The day when Shahriar made the Aussies pay | The Daily Star
12:58 PM, January 25, 2016 / LAST MODIFIED: 01:00 PM, January 25, 2016

Shahriar Nafees of Bangladesh stuns the Aussies at Fatullah

Day: April 9, 2006. Place: Osmani Stadium in Fatullah. Occasion: First Test of the two-match series against Australia.

Bangladesh captain Habibul Bashar won the toss and decided to bat with overcast conditions at the ground.

He wanted his batsmen to put up a good show on the first day.

What followed became the stuff of legends…a lively 20-year-old opening batsmen playing only his fifth Test made the entire cricketing world stand up and take notice.

Yes, it was the day when Shahriar Nafees etched his name in the annals of Bangladesh cricket, and became the first batsmen for his team to smash a century against Australia in Test matches.

Till today, he is the only centurion for Tigers against the Australian team.

Those who were fortunate to witness his knock of 138 would never forget Shahriar getting on top of the legendary spin maestro, Shane Warne.

The left-handed opening batsmen from Bangladesh had a plan against Warne’s leg-spin, and it worked out brilliantly.

Shahriar faced 56 balls from Warne in his innings, scored 67 runs with ten blistering boundaries, mainly on the leg-side.

Anything tossed up and full, Shahriar used his feet and drove furiously. The ball went like a bullet through cover and extra-cover from his bat.

When Warne adjusted his line from outside off to off and middle, Shahriar used the sweep extensively. He swept good length balls effortlessly, and made a mockery of the field placement.

With runs coming thick and fast from Shahriar’s blade, Australian bowlers changed their strategy.

Shahriar copped a nasty bouncer on his head from the speedster Bret Lee. Couple of short, rising deliveries struck him on the body, but Shahriar was undeterred.

The Bangladeshi opening batter endured the difficult spells from the Australian fast bowlers.

He kept the scoreboard ticking with ones and twos when boundaries were hard to come by.

When presented with width, either from the spinners or pacers, Shahriar did not miss out on the scoring opportunities.

With Habibul Bashar giving him company, Shahriar played his natural game and didn’t get bogged down at any point in his innings.

The second wicket stand between them brought 187 runs in real quick time, and completely changed the complexion of the match on the first day.

When Shahriar was finally dismissed by MacGill, Bangladesh were 265 in 60.2 overs for the loss of three wickets.

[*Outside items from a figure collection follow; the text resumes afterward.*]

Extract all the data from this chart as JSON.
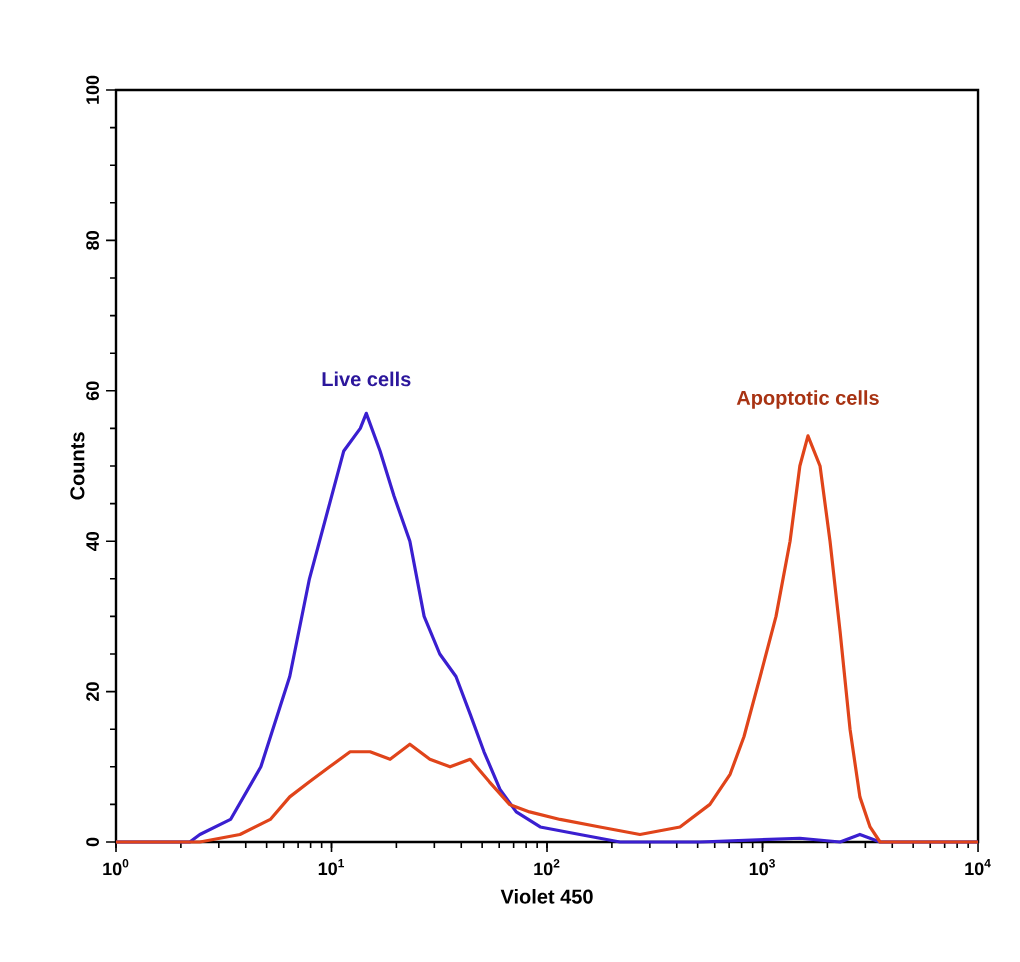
{
  "chart_data": {
    "type": "line",
    "xlabel": "Violet 450",
    "ylabel": "Counts",
    "log": "x",
    "xlim": [
      1,
      10000
    ],
    "ylim": [
      0,
      100
    ],
    "xticks": [
      {
        "value": 1,
        "label": "10$^{0}$"
      },
      {
        "value": 10,
        "label": "10$^{1}$"
      },
      {
        "value": 100,
        "label": "10$^{2}$"
      },
      {
        "value": 1000,
        "label": "10$^{3}$"
      },
      {
        "value": 10000,
        "label": "10$^{4}$"
      }
    ],
    "yticks": [
      0,
      20,
      40,
      60,
      80,
      100
    ],
    "series": [
      {
        "name": "Live cells",
        "color": "#3a1fd0",
        "x": [
          1,
          2.2,
          2.45,
          3.4,
          4.7,
          6.4,
          7.9,
          9.8,
          11.4,
          13.6,
          14.5,
          16.8,
          19.5,
          23.1,
          26.9,
          31.8,
          37.8,
          44,
          51,
          60.5,
          72,
          93,
          142,
          218,
          513,
          1490,
          2290,
          2830,
          3510,
          4350,
          10000
        ],
        "values": [
          0,
          0,
          1,
          3,
          10,
          22,
          35,
          45,
          52,
          55,
          57,
          52,
          46,
          40,
          30,
          25,
          22,
          17,
          12,
          7,
          4,
          2,
          1,
          0,
          0,
          0.5,
          0,
          1,
          0,
          0,
          0
        ]
      },
      {
        "name": "Apoptotic cells",
        "color": "#e0441a",
        "x": [
          1,
          2.45,
          3.76,
          5.2,
          6.4,
          7.9,
          9.8,
          12.2,
          15.1,
          18.7,
          23.1,
          28.6,
          35.5,
          44,
          54,
          67,
          83,
          115,
          176,
          270,
          414,
          570,
          707,
          820,
          975,
          1155,
          1342,
          1490,
          1625,
          1849,
          2057,
          2290,
          2547,
          2830,
          3155,
          3510,
          10000
        ],
        "values": [
          0,
          0,
          1,
          3,
          6,
          8,
          10,
          12,
          12,
          11,
          13,
          11,
          10,
          11,
          8,
          5,
          4,
          3,
          2,
          1,
          2,
          5,
          9,
          14,
          22,
          30,
          40,
          50,
          54,
          50,
          40,
          28,
          15,
          6,
          2,
          0,
          0
        ]
      }
    ]
  }
}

Shahriar faced 189 balls in his knock of 138 and smashed 19 boundaries to the delight of the home crowd.

On the back of his splendid hundred, Bangladesh scored 355 runs in 88 overs in the first day.

When you come out with a hundred against them [Australia], it's simply a great, great feeling," an excited Nafees told the reporters in the press briefing after the end of play.

"And when players like Adam Gilchrist and Ricky Ponting congratulated me saying that it was a well-paced hundred, joy knew no bound for me,” he added.

Shahriar’s maturity was appreciated by his teammates, and he talked about learning from his previous mistakes, notably against Sri Lanka.

"I was wrong in choosing the ball for the sweep shot against Murali," said Nafees.

"But I think I learnt from my mistake which reflected in the day against Warne. My main intention was to play according to merit of the delivery."

Although Shahriar was dropped on 66 at the fly-slip by Warne, he made most of the reprieve and entertained Bangladesh fans with an unforgettable display of batting, that too against the likes of Gillespie, Clark, Warne, MacGill and Lee.